If you want to edit any of these values, you need to choose the "Custom Setup" option.

Custom Setup

Custom setup is for those admins who want to edit the default values for settings listed in the above table. Once you click on the "Custom Setup" option, you see three more tabs - Users, Content, and Sync.

Users

Access Permissions

The Enterprise Websites cloud connector supports search permissions visible to Everyone only. Indexed data appears in the search results for all users in your organization.

Content

Add URLs to exclude (Optional crawl restrictions)

There are two ways to prevent pages from being crawled: disallow them in your robots.txt file or add them to the Exclusion list.

Support for robots.txt

The connector checks to see if there's a robots.txt file for your root site. If one exists, it follows and respects the directions found within that file. If you don't want the connector to crawl certain pages or directories on your site, include the pages or directories in the "Disallow" declarations in your robots.txt file.
Add URLs to exclude

You can optionally create an Exclusion list to exclude some URLs from getting crawled if that content is sensitive or not worth crawling. To create an exclusion list, browse through the root URL. You can add the excluded URLs to the list during the configuration process.

Manage Properties

Here, you can add or remove available properties from your websites, assign a schema to the property (define whether a property is searchable, queryable, retrievable, or refinable), change the semantic label and add an alias to the property. Properties that are selected by default are listed below.

Source Property	Label	Description	Schema
Authors	Authors	People who participated on the item in the data source	Query, Retrieve
Content	Content	All text content in a webpage	Search
CreatedDateTime	Created date time	Data and time that the item was created in the data source	Query, Retrieve
Description			Retrieve, Search
FileType	File extension	The file extension of crawled content	Query, Refine, Retrieve
IconURL	IconUrl	Icon url of the webpage	Retrieve
LastModifiedBy	Last modified by	Person who last modified the item in data source	Query, Retrieve
LastModifiedDateTime	Last modified date time	Date and time the item was last modified in the data source.	Query, Retrieve
Title	Title	The title of the item that you want shown in Copilot and other search experiences	Retrieve, Search
URL	url	The target URL of the item in the data source	Retrieve

The Enterprise Website cloud connector supports two types of source properties:

Meta tag

The connector fetches any meta tags your root URLs may have and shows them. You can select which tags to include for crawling. A selected tag gets indexed for all provided URLs, if available.

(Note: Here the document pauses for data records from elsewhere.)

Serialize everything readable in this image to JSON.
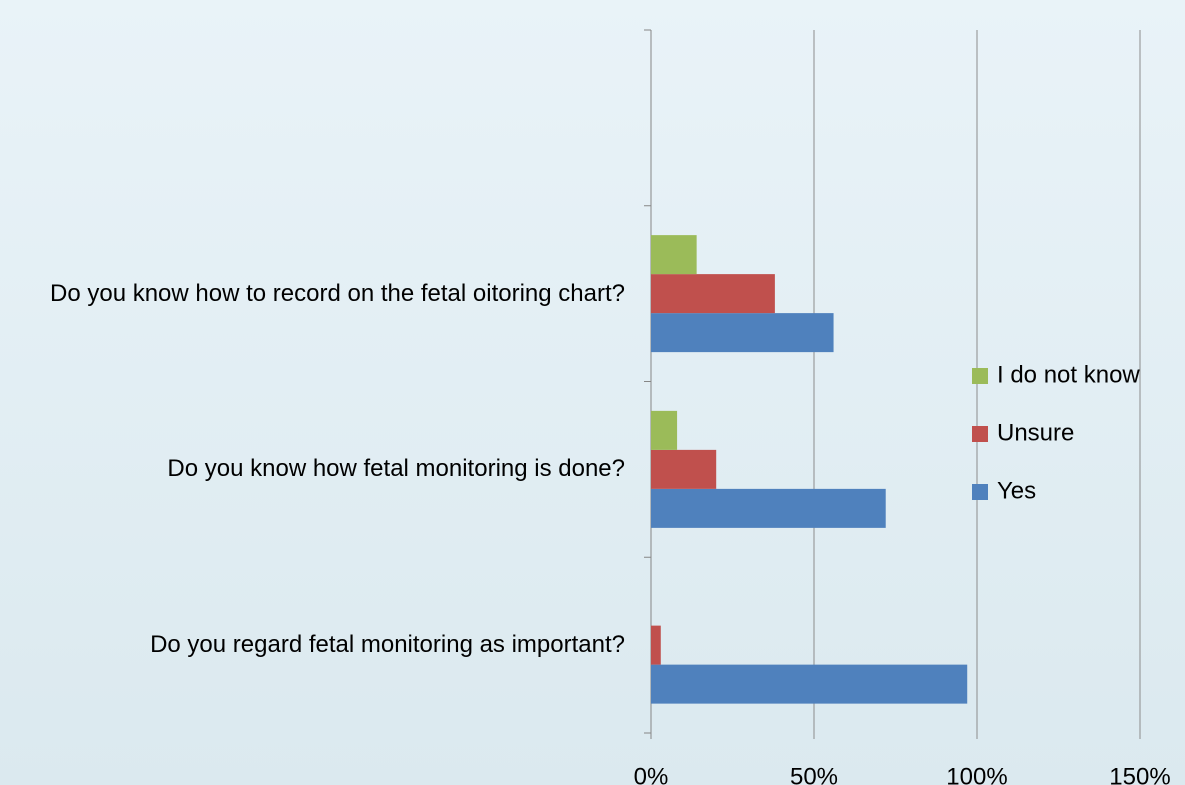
{
  "chart_data": {
    "type": "bar",
    "orientation": "horizontal",
    "categories": [
      "Do you regard fetal monitoring as important?",
      "Do you know how fetal monitoring is done?",
      "Do you know how to record on the fetal oitoring chart?",
      null
    ],
    "series": [
      {
        "name": "Yes",
        "color": "#4f81bd",
        "values": [
          97,
          72,
          56,
          null
        ]
      },
      {
        "name": "Unsure",
        "color": "#c0504d",
        "values": [
          3,
          20,
          38,
          null
        ]
      },
      {
        "name": "I do not know",
        "color": "#9bbb59",
        "values": [
          0,
          8,
          14,
          null
        ]
      }
    ],
    "xlim": [
      0,
      150
    ],
    "xticks": [
      {
        "value": 0,
        "label": "0%"
      },
      {
        "value": 50,
        "label": "50%"
      },
      {
        "value": 100,
        "label": "100%"
      },
      {
        "value": 150,
        "label": "150%"
      }
    ],
    "grid": true,
    "legend": "right"
  }
}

Selected meta tags can be used to create custom properties. Also, on the schema page, you can manage them further (Queryable, Searchable, Retrievable, Refinable).
Custom property settings

You can enrich your indexed data by creating custom properties for your selected meta tags or the connector's default properties.

To add a custom property:
1. Enter a property name. This name appears in search results from this connector.
2. For the value, select Static or String/Regex Mapping. A static value is included in all search results from this connector. A string/regex value varies based on the rules you add.
3. If you selected a static value, enter the value you want to appear.
4. If you selected a String/rRegex value:
  - In the Add expressions section, in the Property list, select a default property or meta tag from the list. For Sample value, enter a string to represent the type of values that could appear. This sample is used when you preview your rule. For Expression, enter a regex expression to define the portion of the property value that should appear in search results. You can add up to three expressions.
  - In the Create formula section, enter a formula to combine the values extracted from the expressions.

To learn more about regex expressions, see .NET regular expressions or search the web for a regex expression reference guide.

Sync

The refresh interval determines how often your data is synced between the data source and the Graph connector index. There are two types of refresh intervals - full crawl and incremental crawl. For more details, see refresh settings.

You can change the default values of refresh interval from here if you want to.